1998 - Let just say the boat didn't get it together this year.  Instead of taking the boat to Mopti and heading to Djenne from the east and then going into the Dogon Country, we took a bus to San and headed to Djenne from the west, before doing the regular irregular program in the Dogon Country.

1999 - All the ugliness that used to be tourism in Djenne has disappeared and reincarnated itself in the Dogon Country.  A local guide who was pissed for not being hired to lead our group had the entire group arrested.  The police seem to side with us, our own guide was worthless and the local official in charge of promoting tourism sided with the opportunity for extortion.  It took several hours to sort this out, during which we sat in the shade and read.  But by the time we started riding the sun was high in the sky.  Fortunately the construction of the road down the escarpment is well along so we could ride further than we expected which helped make up some time.

No plane to Timbuktu this year because the president had commandeered it to go to Abidjan for a meeting.
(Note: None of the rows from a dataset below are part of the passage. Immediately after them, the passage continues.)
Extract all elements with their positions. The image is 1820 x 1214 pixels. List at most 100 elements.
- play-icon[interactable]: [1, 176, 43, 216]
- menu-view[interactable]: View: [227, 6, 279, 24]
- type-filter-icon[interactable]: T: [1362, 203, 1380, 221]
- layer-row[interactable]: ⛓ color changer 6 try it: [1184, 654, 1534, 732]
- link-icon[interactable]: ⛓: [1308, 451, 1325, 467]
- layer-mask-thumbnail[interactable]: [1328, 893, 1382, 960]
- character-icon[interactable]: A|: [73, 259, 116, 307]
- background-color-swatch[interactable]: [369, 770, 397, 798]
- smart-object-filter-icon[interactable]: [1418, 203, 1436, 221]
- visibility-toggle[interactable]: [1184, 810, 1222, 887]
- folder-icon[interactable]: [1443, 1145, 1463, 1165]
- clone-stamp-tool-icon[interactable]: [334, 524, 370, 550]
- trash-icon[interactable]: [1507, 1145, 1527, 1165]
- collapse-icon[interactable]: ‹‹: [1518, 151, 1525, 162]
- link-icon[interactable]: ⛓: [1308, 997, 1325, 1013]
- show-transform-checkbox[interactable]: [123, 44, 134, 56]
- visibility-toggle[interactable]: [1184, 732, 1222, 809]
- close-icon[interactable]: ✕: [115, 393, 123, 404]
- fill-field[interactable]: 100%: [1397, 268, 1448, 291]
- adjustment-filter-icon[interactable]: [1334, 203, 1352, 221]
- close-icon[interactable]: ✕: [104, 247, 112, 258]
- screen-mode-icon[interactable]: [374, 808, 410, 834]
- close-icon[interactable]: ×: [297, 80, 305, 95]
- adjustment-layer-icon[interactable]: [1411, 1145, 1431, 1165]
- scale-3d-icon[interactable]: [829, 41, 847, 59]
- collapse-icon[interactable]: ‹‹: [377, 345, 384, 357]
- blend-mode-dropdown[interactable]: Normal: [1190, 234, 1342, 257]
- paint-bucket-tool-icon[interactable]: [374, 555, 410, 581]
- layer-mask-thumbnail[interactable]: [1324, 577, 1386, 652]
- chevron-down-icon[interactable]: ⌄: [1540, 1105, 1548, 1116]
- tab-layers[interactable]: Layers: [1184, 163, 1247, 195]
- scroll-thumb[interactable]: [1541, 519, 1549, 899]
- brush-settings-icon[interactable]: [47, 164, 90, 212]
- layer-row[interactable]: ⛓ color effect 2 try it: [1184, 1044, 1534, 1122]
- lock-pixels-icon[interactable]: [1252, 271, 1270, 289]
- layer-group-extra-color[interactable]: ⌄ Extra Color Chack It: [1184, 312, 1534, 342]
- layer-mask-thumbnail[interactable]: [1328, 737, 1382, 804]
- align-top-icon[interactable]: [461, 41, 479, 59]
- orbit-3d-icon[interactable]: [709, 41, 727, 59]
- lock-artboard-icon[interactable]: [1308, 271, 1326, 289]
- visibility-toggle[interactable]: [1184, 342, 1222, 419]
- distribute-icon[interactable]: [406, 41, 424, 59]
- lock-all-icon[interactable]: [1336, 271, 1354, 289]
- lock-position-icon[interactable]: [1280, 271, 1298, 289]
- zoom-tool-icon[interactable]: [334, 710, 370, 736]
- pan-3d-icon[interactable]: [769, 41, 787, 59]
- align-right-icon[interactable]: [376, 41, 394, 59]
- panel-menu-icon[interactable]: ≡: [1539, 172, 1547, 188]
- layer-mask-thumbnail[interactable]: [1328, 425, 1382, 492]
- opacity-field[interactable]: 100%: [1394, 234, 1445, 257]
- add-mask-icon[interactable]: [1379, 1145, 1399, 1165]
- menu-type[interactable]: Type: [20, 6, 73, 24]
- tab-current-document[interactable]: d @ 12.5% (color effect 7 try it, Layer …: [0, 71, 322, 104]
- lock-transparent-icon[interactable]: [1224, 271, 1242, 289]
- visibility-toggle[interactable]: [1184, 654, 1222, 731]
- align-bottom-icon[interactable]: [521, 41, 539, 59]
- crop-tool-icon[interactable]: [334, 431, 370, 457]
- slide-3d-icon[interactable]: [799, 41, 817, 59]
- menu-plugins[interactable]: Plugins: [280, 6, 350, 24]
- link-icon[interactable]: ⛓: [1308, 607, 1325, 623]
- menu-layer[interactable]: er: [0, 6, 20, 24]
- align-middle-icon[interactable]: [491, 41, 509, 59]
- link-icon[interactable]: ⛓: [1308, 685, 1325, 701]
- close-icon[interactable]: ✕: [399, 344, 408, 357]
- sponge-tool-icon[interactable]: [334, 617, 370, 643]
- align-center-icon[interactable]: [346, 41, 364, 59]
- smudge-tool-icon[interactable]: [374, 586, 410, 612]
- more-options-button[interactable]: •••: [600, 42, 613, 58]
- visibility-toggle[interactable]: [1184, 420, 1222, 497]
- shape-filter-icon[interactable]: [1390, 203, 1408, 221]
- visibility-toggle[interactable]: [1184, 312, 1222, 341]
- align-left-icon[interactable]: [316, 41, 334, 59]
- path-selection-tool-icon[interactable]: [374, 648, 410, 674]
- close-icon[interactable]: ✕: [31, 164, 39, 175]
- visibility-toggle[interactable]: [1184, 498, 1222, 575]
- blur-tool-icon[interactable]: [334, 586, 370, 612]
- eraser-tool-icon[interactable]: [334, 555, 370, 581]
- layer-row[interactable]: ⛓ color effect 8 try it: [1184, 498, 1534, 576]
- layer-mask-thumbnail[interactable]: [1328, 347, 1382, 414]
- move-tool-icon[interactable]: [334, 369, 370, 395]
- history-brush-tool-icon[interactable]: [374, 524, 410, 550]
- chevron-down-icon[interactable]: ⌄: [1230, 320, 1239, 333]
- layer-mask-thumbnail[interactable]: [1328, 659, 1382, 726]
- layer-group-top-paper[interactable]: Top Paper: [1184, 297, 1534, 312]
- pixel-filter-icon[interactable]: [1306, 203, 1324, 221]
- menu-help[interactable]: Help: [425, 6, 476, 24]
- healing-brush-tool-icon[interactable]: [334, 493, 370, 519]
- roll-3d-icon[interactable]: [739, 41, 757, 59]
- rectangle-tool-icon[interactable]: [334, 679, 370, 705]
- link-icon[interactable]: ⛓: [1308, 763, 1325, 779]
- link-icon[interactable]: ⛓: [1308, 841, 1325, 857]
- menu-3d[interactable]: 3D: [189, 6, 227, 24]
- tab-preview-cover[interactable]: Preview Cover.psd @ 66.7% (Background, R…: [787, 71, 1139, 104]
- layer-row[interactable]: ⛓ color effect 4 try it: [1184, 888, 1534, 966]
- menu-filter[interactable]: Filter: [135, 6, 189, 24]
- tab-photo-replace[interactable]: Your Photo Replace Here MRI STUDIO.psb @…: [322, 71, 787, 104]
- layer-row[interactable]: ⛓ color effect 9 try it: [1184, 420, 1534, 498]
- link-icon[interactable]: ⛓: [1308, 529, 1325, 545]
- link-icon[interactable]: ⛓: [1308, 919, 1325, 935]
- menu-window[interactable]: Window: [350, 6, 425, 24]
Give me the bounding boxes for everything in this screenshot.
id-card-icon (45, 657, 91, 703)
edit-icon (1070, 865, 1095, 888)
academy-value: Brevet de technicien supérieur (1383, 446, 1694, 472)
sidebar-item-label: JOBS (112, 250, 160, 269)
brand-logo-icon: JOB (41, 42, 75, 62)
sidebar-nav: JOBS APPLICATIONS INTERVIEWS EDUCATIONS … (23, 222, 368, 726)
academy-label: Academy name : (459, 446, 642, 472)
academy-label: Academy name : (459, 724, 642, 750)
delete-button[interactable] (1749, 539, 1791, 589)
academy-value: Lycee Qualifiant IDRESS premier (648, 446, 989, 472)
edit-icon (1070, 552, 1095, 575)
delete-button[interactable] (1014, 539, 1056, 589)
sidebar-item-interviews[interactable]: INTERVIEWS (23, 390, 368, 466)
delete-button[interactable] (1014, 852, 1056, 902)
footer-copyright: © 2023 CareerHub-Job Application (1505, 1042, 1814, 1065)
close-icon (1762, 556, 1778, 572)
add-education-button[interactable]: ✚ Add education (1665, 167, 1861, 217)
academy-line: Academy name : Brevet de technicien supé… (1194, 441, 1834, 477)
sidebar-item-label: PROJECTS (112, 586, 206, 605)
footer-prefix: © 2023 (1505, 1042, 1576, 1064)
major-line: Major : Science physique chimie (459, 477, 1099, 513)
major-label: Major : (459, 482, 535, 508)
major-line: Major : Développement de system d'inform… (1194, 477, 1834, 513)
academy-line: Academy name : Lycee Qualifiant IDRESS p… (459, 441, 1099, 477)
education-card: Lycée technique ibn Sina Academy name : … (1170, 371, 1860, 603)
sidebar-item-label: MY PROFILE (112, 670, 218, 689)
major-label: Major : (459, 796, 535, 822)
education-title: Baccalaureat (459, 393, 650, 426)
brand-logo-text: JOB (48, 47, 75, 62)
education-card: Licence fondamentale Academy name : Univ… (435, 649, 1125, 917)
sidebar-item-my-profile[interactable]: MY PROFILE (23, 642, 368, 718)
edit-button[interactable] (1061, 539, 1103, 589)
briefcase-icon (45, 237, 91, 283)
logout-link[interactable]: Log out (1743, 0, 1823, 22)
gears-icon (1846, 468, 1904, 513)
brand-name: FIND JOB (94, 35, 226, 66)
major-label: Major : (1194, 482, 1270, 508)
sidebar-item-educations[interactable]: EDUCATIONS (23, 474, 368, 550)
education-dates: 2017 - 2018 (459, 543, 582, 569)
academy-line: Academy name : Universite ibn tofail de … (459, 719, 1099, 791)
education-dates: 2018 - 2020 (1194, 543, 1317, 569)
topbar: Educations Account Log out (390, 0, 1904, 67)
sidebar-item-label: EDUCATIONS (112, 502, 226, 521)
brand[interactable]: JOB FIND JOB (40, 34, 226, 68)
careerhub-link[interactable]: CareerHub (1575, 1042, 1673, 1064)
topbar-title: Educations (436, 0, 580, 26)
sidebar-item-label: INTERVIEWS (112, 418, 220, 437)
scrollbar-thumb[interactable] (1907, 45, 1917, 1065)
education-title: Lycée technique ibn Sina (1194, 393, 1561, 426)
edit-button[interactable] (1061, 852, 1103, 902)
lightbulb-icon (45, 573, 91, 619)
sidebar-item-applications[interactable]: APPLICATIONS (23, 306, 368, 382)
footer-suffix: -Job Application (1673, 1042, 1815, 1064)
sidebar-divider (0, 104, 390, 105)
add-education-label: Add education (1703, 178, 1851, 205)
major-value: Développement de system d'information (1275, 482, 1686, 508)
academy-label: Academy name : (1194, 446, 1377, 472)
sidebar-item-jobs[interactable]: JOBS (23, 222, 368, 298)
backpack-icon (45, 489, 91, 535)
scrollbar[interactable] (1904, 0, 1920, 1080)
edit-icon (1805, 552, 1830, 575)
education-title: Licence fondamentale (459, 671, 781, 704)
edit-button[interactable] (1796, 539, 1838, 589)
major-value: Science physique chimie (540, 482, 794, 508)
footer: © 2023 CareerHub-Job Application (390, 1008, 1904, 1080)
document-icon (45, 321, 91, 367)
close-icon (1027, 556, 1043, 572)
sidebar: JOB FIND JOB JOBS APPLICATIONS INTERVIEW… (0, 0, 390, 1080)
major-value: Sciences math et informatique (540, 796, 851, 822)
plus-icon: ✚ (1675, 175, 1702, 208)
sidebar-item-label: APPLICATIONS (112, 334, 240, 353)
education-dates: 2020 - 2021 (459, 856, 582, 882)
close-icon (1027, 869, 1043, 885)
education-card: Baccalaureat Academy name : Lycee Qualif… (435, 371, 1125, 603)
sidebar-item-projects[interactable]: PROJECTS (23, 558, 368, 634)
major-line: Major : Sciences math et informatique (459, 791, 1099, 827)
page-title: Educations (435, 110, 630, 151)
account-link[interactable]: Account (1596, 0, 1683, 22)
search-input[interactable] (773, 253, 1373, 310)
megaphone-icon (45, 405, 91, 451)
2000 - The road down the escarpment is finished, but the plane to Timbuktu was more than 24 hours late.  Those who persevered only saw Timbuktu for about an hour before they had to get back to the airport.

2009 - The boat departs after dark and it is late enough the most people retire to their cabins fairly quickly.  No one is quite sure what happened shortly after that, but the engines were off and the boat was up against the far bank of the river -- that would be off course.  By the time sunrise teased us from the cabins in the morning the boat was three hours behind schedule.  For the next day and a half, while we were on the boat, it kept getting further and further behind schedule at the few time points we had.  By the time we reached Mopti we were about six hours late.  It was after dark, which meant no sightseeing circuit of Mopti and a night ride to the hotel -- not the preferred ride.  We a great crew we were up on time the next morning and back on schedule.  All went uncannily well until we crossed the Bani River.  High water inundated the firmer lowland road to we headed for the highland road.  It started out firm enough but became increasingly fluffy as we came to the first village.  Bicycles and bicyclists on a horse cart, MaliUnder any circumstance there probably would have thought that we were crazy, but in these circumstance they thought the we were mad and insisted that we take a horse cart.  Our challenge was to figure out whether the horse cart was just an income generating activity or whether the road was as bad as they said for the next fifty kilometers.  If the road was as bad as they reported we then had to figure out what was a fair price for the horse cart, considering they had a monopoly market. In the end we settled at a price.  I guess you could say it was what the market would bear, but as is so often the case it was not what we ended up paying -- it is like the extra fees charged by the airlines. In any case the horse cart was a good advice and we arrived in Djenne around midday.  It is hard to say things went like clockwork after that; it took time to arrange accommodations in Somadougou, we waited for hours for our host in Niongono, accommodation, meals, the Internet and everything else took longer than even a veteran African traveler might have expected in Bandiagara, who knows why the bus back to Bamako left Sevare five hours after it was schedule to and lost six hours in the last two hours of the journey into town, etc. -- whose watching the clock anyway.  This was a smooth trip.

Happy cycling wherever your front wheel takes you.